A maratona diária de cenas previstas para cumprir as metas orçamentárias de um set pede planejamento cirúrgico de tempo, a fim de evitar atrasos. Mas a diretora Susanna Lira se deu ao luxo de interromper por três horas o expediente em um dos dias de gravação da série "Não Foi Minha Culpa" para debater como deveria ser realizada uma delicada sequência que mostraria um estupro coletivo.

Disponível na Star+, plataforma de conteúdo adulto da Disney a partir desta quarta-feira (10), a série soma dez episódios com diferentes tipos de situação, todas pautadas por casos reais de feminicídio.

"Eu parei o set por algumas horas, o que é um absurdo. Depois, a gente entregou todas as cenas que tinha para fazer naquele dia. Mas precisava parar para refletir sobre aquilo que a gente estava fazendo", conta Susanna à coluna. A diretora fez questão de manter apenas as mulheres no local para planejar a gravação. E deu voz a todas elas na concepção da cena.

Uma das profissionais pediu para se retirar do local, pois havia sofrido algo semelhante na vida real. Susanna lhe telefonou e a alcançou já em casa. Pediu que ela voltasse para o set e que ela a ajudasse na sequência. "Ela falou: ‘Não vou ficar nessa cena'. E eu falei: 'Se a gente não curar esse processo aqui, a gente pode causar uma rejeição do público [a essa situação]. Se você não fizer disso um lugar de cura pra você, para que a gente está fazendo esta cena?' E essa pessoa foi uma das que dirigiu a cena comigo. Foi a melhor coisa que eu fiz nessa série."

Transfobia na ficção
Episódio aborda transfobia na série 'Não Foi Minha Culpa', da Star+/Disney - Divulgação

A diretora comemora: "Foi lindo esse dia, porque a gente entregou todas as cenas gravadas, mas com esse processo de cura feito. Era importante ressignificar aquilo para aquela mulher, naquele momento.

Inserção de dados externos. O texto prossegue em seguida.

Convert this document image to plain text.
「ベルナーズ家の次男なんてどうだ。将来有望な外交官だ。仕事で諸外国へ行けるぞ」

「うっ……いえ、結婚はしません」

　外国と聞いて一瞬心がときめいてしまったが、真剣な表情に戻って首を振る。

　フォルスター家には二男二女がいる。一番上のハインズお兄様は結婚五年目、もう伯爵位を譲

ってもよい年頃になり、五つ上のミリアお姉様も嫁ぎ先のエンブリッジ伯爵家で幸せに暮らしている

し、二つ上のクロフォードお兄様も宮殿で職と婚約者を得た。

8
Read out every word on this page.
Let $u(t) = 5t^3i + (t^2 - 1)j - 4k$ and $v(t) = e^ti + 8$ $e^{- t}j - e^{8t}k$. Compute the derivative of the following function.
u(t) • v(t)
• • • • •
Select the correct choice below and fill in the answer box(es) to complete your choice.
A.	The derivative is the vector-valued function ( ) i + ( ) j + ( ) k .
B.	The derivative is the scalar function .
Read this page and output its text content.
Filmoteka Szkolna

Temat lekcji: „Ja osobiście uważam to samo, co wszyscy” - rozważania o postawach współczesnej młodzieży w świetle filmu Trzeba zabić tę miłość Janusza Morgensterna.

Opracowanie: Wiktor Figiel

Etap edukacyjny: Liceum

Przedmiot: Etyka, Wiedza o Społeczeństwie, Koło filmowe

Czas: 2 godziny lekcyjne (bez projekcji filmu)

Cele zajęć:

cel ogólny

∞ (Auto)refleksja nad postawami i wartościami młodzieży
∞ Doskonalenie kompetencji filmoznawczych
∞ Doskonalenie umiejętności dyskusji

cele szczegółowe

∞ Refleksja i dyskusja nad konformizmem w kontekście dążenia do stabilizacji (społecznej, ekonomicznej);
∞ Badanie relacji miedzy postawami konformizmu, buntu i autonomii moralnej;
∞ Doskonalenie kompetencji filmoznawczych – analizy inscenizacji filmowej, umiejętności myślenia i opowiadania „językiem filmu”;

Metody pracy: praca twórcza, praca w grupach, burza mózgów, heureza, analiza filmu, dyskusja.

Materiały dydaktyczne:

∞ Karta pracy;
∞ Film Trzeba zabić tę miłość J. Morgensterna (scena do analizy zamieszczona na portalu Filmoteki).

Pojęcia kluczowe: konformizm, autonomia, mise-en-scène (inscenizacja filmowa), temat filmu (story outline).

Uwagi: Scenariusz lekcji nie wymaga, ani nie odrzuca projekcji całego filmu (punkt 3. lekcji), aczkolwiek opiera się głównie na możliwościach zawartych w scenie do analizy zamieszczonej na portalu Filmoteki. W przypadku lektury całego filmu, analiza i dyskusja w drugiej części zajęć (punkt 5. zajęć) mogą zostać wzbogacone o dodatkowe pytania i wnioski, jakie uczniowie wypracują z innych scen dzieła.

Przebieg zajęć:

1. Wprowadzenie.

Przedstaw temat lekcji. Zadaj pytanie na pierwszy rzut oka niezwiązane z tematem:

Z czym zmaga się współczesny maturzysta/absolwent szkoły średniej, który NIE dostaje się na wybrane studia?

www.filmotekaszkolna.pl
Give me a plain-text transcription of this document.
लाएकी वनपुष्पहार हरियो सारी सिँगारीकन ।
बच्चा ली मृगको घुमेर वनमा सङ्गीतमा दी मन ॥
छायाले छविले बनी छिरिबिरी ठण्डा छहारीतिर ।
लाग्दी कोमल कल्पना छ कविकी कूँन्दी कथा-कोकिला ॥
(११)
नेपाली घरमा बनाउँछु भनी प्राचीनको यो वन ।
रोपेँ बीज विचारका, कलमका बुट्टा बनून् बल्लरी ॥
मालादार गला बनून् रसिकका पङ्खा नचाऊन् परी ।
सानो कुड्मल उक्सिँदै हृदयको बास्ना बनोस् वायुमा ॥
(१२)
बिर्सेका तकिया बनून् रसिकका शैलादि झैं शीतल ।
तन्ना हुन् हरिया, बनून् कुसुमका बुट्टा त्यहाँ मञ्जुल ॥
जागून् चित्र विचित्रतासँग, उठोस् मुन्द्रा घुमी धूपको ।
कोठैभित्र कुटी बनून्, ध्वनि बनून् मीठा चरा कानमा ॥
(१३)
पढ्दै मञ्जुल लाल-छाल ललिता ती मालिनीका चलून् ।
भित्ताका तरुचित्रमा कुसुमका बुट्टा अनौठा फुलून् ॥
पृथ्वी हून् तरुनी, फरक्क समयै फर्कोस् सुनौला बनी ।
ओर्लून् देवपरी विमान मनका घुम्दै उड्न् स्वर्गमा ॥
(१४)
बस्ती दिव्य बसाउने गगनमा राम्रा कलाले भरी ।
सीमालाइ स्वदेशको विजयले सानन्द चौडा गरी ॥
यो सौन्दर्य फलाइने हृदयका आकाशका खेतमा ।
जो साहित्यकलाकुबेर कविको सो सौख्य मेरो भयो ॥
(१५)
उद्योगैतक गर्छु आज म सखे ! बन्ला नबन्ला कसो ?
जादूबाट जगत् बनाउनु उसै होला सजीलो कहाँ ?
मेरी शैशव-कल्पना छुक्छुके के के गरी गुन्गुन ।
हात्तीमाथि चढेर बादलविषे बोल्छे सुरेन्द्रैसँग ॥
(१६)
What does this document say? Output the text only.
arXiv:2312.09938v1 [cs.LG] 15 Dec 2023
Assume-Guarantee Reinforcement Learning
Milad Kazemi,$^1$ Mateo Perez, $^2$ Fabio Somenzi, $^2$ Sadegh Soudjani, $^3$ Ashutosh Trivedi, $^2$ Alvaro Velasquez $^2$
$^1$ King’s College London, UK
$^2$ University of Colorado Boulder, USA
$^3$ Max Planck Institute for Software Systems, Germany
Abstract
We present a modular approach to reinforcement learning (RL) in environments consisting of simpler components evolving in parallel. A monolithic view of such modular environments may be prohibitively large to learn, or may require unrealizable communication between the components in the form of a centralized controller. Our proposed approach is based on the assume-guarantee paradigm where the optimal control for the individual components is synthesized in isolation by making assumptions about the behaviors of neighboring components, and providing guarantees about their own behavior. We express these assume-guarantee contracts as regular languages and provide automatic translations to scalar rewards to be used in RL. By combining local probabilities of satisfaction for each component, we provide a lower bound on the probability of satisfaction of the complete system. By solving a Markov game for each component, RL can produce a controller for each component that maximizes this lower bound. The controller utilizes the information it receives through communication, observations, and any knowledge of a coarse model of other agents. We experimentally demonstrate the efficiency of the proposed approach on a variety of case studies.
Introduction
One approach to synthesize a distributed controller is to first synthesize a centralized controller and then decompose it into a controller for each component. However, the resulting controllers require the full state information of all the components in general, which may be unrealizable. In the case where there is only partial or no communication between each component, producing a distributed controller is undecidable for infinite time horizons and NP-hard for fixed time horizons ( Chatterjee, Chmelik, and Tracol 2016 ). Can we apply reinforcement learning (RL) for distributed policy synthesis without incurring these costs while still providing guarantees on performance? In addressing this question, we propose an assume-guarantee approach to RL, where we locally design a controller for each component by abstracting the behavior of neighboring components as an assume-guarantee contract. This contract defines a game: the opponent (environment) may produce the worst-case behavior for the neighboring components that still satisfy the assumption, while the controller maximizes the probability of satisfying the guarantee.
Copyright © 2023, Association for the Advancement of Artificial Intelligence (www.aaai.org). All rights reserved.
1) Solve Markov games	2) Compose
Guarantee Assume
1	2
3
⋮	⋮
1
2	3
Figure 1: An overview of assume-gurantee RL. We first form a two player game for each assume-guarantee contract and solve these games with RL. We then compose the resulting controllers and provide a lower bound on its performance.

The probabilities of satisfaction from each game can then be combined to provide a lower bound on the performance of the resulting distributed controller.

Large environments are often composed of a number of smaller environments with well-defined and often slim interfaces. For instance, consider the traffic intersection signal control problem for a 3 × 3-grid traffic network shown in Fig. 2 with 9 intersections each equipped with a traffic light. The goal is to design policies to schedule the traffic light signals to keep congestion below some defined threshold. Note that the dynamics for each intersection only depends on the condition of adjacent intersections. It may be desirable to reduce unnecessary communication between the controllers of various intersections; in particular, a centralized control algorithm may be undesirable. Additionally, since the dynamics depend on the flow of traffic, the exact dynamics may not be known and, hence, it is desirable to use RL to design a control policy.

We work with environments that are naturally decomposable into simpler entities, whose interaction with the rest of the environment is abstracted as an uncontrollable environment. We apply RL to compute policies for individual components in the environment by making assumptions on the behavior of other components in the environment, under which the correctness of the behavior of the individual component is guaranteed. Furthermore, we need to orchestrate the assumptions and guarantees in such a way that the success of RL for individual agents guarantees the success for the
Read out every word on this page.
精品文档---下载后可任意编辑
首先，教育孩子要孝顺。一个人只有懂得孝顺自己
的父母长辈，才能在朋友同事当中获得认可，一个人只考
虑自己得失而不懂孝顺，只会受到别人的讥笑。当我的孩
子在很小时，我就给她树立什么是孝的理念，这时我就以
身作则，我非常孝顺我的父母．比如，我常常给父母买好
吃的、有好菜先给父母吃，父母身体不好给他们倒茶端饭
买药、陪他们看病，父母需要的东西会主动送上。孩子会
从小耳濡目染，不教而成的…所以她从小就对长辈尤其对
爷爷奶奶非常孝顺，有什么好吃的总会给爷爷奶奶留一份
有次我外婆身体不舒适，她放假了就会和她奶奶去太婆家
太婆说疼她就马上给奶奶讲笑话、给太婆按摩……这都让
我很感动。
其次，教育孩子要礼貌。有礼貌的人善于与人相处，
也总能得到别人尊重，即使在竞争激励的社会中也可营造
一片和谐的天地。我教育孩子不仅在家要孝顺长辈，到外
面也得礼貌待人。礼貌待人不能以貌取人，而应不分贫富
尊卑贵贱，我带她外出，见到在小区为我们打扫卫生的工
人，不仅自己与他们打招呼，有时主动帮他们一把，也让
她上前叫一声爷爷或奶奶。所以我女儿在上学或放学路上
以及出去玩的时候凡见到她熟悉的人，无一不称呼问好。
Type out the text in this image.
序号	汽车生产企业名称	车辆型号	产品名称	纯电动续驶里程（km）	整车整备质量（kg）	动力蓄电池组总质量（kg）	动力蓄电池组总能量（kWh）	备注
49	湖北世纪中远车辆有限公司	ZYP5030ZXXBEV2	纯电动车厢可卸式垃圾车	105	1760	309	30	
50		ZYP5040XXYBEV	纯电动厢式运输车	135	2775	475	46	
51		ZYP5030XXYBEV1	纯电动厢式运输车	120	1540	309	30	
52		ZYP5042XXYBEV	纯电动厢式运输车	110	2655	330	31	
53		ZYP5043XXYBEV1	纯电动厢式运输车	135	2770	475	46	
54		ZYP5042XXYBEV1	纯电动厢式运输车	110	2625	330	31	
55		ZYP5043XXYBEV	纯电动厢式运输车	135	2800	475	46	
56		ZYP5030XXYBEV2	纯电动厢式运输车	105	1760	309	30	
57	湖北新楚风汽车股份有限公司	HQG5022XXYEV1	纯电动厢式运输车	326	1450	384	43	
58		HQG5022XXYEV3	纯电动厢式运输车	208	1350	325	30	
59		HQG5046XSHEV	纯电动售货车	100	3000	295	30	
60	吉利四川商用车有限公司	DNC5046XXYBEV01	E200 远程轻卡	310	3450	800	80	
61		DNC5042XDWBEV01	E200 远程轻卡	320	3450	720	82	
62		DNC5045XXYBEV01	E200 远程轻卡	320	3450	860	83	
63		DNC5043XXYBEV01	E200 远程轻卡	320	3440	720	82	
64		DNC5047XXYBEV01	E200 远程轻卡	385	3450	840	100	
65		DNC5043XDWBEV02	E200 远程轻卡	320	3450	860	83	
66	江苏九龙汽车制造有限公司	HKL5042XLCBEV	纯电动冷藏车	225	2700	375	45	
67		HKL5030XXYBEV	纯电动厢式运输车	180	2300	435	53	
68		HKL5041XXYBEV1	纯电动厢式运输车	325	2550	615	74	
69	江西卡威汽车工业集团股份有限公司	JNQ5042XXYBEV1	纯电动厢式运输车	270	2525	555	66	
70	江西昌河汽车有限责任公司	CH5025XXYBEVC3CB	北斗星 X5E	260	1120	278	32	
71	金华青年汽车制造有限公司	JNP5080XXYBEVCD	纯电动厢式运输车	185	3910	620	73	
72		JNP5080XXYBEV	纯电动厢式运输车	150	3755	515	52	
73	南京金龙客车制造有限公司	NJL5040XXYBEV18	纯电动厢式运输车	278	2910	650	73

E ela falava: ‘Agora ele faz isso’, ‘Não mostra o rosto dela’... Eu aprendi com ela e eu pude fazer da maneira mais visceral possível, para traduzir os sentimentos de uma mulher naquela situação, mas foi preciso parar o set por três horas."

OLHAR FEMININO

"Não Foi Minha Culpa" desembarca na tela bem na semana em que se comemora o 16º aniversário da Lei Maria da Penha, sancionada em 7 de agosto de 2006.

Encomenda do grupo Disney à roteirista Juliana Rosenthal, a série traz uma equipe majoritariamente feminina atrás das câmeras, o que também permitiu que os homens envolvidos no trabalho pudessem aprender com elas, em vez de ditar as normas, como normalmente acontece.

"Que diferença faz a gente fazer audiovisual sendo mulheres?", questiona Susanna. "Que olhar feminino é esse? Talvez não exista um olhar feminino para o audiovisual, talvez exista um processo de fazer diferente, é isso que está me interessando no momento."

Susanna fez questão de dividir os créditos de direção com um homem, Márcio Schoenardie. "Eu achava importante ter um homem ali para me ajudar a ter esse olhar para esse masculino, para a gente não fazer uma série onde a gente não tivesse esse contrabalançado. Trabalho muito bem com homens e mulheres, mas a gente tem oito mulheres na equipe de fotografia, a arte basicamente era de mulheres, e isso ajudou muito a acolher os atores e atrizes nos momentos mais delicados."

OLHAR FEMININO

A diretora conta que recebeu elogios de executivos da Disney sobre as cenas de sexo, todas feitas por mulheres. "Pelo histórico que o audiovisual traz, pelo fato de as mulheres se sentirem sempre muito assediadas e abusadas nas cenas de sexo, eu pedia licença para os meus amigos e companheiros. Só tinha homens legais nessa equipe, mas eu falava: ‘gente, deixa só com a gente’. E a gente filmou as posições que a gente queria, e foi ótimo."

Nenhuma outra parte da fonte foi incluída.